Do you find yourself leaving the office late more often than not? Do you find yourself hardly any time left for yourself? You seem to be always in a rush and have a feeling not being in control of your own affairs.

In a world where cost cutting and multi-tasking a reality rather than theory, the worker is often given more and more responsibilities, leaving no time at all for anything else.

The most effective way to lighten your load is to simply say NO. For many this is not as easy as it sounds like. Often when we say no, we feel guilty. We feel we have committed a selfish act and have let the requestor down.

Saying no is not a negative behavior, on the contrary it is a positive concept. You have the right to say no. You have the right for self-determination. Of course there are certain jobs, like the police and military, saying no is a breach of discipline and can result in being sacked but almost all others are not as rigid.

The first step in cultivating the habit of saying no, is the awareness that telling no is not an selfish act. You have the right to evaluate your feelings. You have the right to make judgment and to take action on all matters pertaining yourself. You have the right to make decision for yourself, no matter illogical.

There are many ways of telling no and at the same time not been seen as hostile Here are 6 ways.

1. Just say no. Pretty obvious isn’t it. This is the best method. If you really mean no, then say it. You do not have raise your voice. Be clear and be definite. Look at the person making the request in the eyes and say no. Don’t justify, that will encourage in negotiation and discussion.

2. Pre-empt.

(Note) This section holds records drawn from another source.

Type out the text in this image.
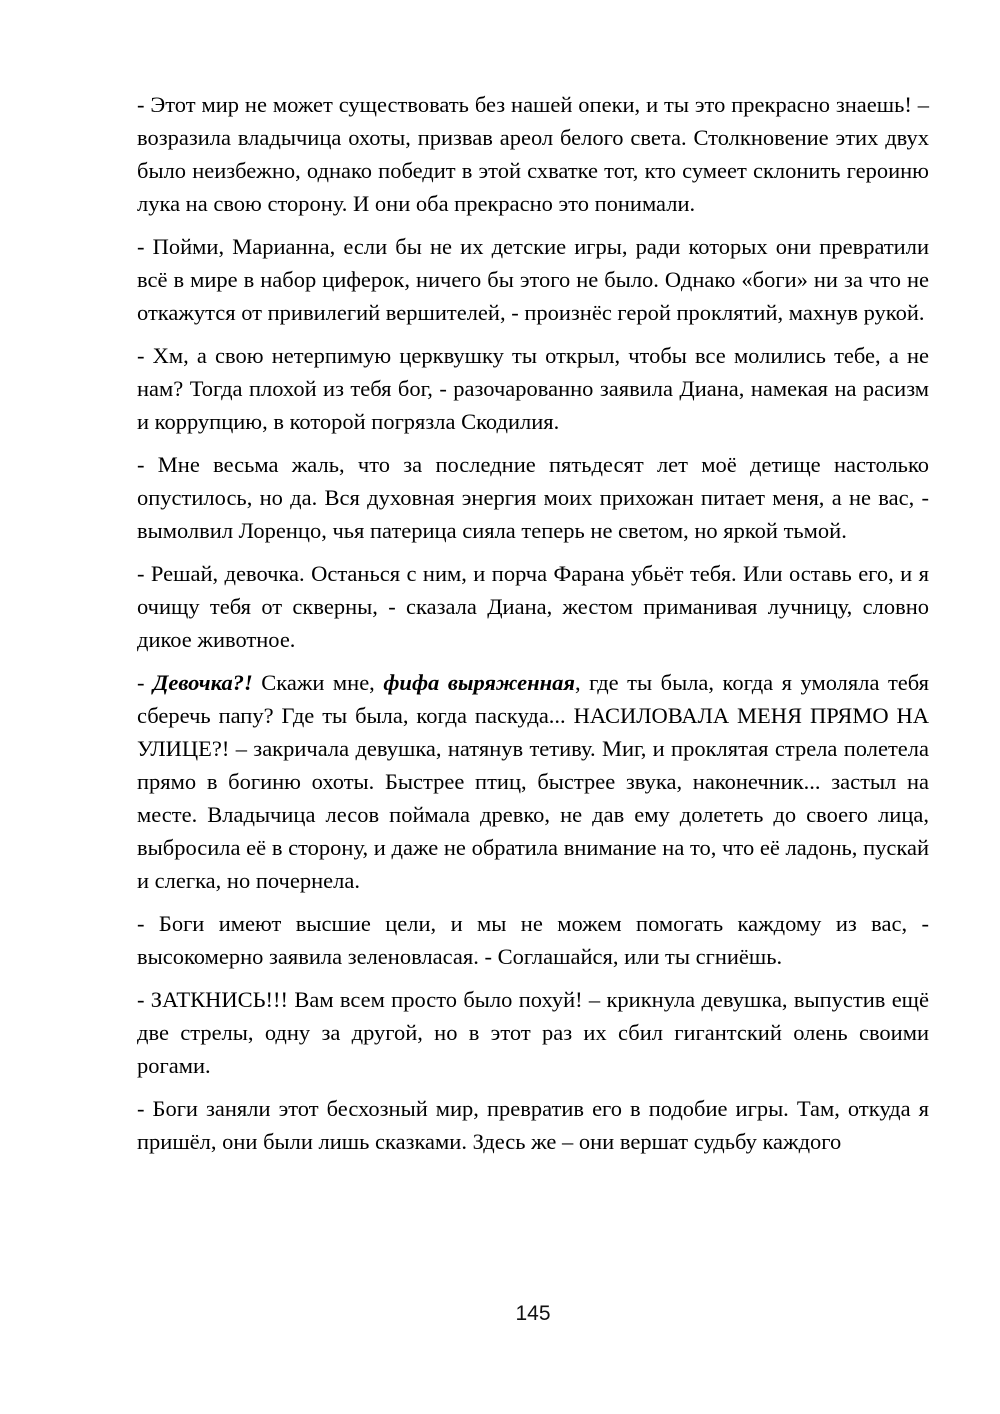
- Этот мир не может существовать без нашей опеки, и ты это прекрасно знаешь! – возразила владычица охоты, призвав ареол белого света. Столкновение этих двух было неизбежно, однако победит в этой схватке тот, кто сумеет склонить героиню лука на свою сторону. И они оба прекрасно это понимали.

- Пойми, Марианна, если бы не их детские игры, ради которых они превратили всё в мире в набор циферок, ничего бы этого не было. Однако «боги» ни за что не откажутся от привилегий вершителей, - произнёс герой проклятий, махнув рукой.

- Хм, а свою нетерпимую церквушку ты открыл, чтобы все молились тебе, а не нам? Тогда плохой из тебя бог, - разочарованно заявила Диана, намекая на расизм и коррупцию, в которой погрязла Скодилия.

- Мне весьма жаль, что за последние пятьдесят лет моё детище настолько опустилось, но да. Вся духовная энергия моих прихожан питает меня, а не вас, - вымолвил Лоренцо, чья патерица сияла теперь не светом, но яркой тьмой.

- Решай, девочка. Останься с ним, и порча Фарана убьёт тебя. Или оставь его, и я очищу тебя от скверны, - сказала Диана, жестом приманивая лучницу, словно дикое животное.

- Девочка?! Скажи мне, фифа выряженная, где ты была, когда я умоляла тебя сберечь папу? Где ты была, когда паскуда... НАСИЛОВАЛА МЕНЯ ПРЯМО НА УЛИЦЕ?! – закричала девушка, натянув тетиву. Миг, и проклятая стрела полетела прямо в богиню охоты. Быстрее птиц, быстрее звука, наконечник... застыл на месте. Владычица лесов поймала древко, не дав ему долететь до своего лица, выбросила её в сторону, и даже не обратила внимание на то, что её ладонь, пускай и слегка, но почернела.

- Боги имеют высшие цели, и мы не можем помогать каждому из вас, - высокомерно заявила зеленовласая. - Соглашайся, или ты сгниёшь.

- ЗАТКНИСЬ!!! Вам всем просто было похуй! – крикнула девушка, выпустив ещё две стрелы, одну за другой, но в этот раз их сбил гигантский олень своими рогами.

- Боги заняли этот бесхозный мир, превратив его в подобие игры. Там, откуда я пришёл, они были лишь сказками. Здесь же – они вершат судьбу каждого

145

As soon as you someone racing down the corridor and sure that a request is going to be made, let them know that you know. Intercept and say, “Hello, I know what is you are going to ask. You want to help you in that presentation, right”. I am sorry, I wish I could but I just can’t at the moment.”

3. Show your appreciation with a word or two. “It is a great offer but I am sorry I have another project I am putting my best efforts on”. You do not have to explain what other project you are doing.

4. Commend the other person. “I value you so much, and I love to work with you on this but I really cannot”.

5. Buy time. “Let me think about it’ or “Please give me some time to consider”. You can call back in 30 minutes or so and then tell politely no. The time that passed blunts your response and makes it easier for the other person to deal with.

6. State your principle. If you have a set of code that you live by and the request made is not in line with it, you can say so, “ I Don’t do this as a matter of principle.